Sondajlar, istatistikler, seçmen dağılımı ve güvenlikçi istihbarat üzerinden Gezi Parkı Demokrasisi’nin yarattığı özgürlükçü politika deneyimini değerlendirmeye ve bu çerçevede davranmaya karar veren yöneticiler başta olmak üzere, tüm uzmanlar hiç beklemedikleri bir şekilde yanılabilirler.
Politika; ne sosyolojik bir resmin ve seçmen istatistiğinin bir temsili iktidarda vücut bulmasıdır, ne de devlet yönetiminin ve hizmet çalışmalarının teknik idareciliğidir.
Politika; özgün bir düşünce ve aktivite olarak, kamusal alanda rasyonel söze ve akla dayalı, ikna temelinde bir fikir tartışmasıyla sunulan bir ortak yaşam fikri ve bu fikrin evrensel bir seslenişle kolektif bir öznelliğe dönüşmesi, bir kader birliğinin, bir toplumsal yaşamın örgütlenmesidir.
İşte bu nedenle…
Bir fikrin gücünü ve bir fikir etrafında insanın yeryüzündeki yaşamına anlam veren kolektif eylemin coşkusunu; hiçbir sondaj, hiçbir sosyolog, hiçbir yönetici danışmanı, hiçbir istihbarat elemanı ya da hiçbir televizyon yorumcusu verili olgusal kalıplarla ve istatistiklerle ölçemez.
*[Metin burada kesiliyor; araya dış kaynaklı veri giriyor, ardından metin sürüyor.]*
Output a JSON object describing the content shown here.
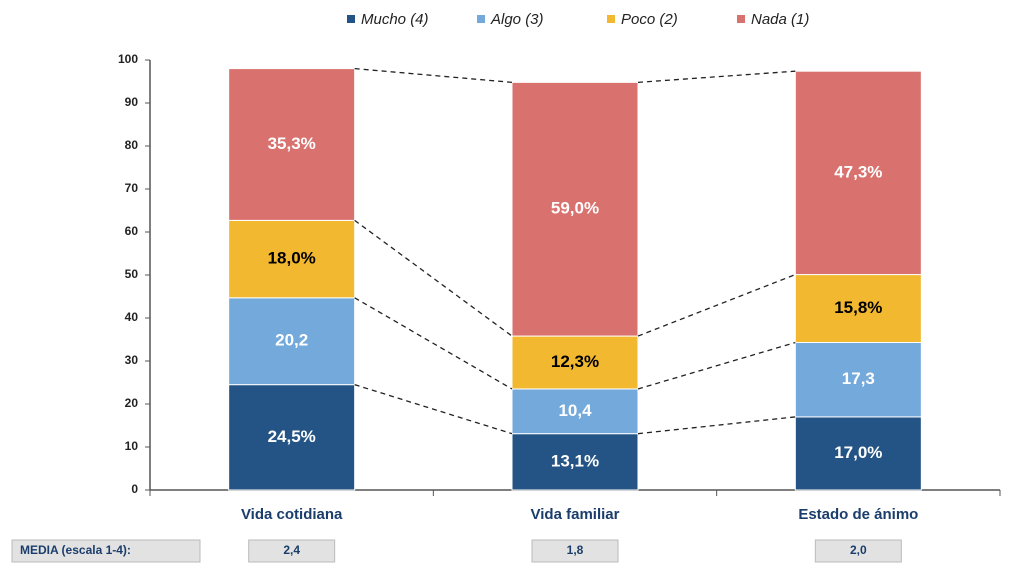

Çünkü politika, Gezi Parkı Demokrasisinde olduğu gibi, adil, eşit, özgür, barış ve dayanışma içinde farklı bir ortak-yaşam fikri olarak kitlesellik kazanıp, kolektif bir eyleme dönüştüğünde; falanın askeri, filanın gençlik kolu, filancanın taraftarı, feşmekanın seçmeni tarzındaki tüm olgusal, etnik, sosyolojik, kültürel, dinsel aidiyetleri ve kimlikleri altüst eder. Bütün bu olgusal-reel aidiyetlerin hepsinin ötesinde, yepyeni, adı henüz konulmamış bir kolektif öznellik oluşur.
Politikanın, toplumun sosyolojik-olgusal bölünmenin ötesinde, insanları eşit ve özgür olarak bir fikir etrafında coşkuyla birleştirebilmesinin, bir ortak-insanlık duygusu ve bir ortak yaşam deneyimi oluşturmasının kolektif-öznel gücü buradadır.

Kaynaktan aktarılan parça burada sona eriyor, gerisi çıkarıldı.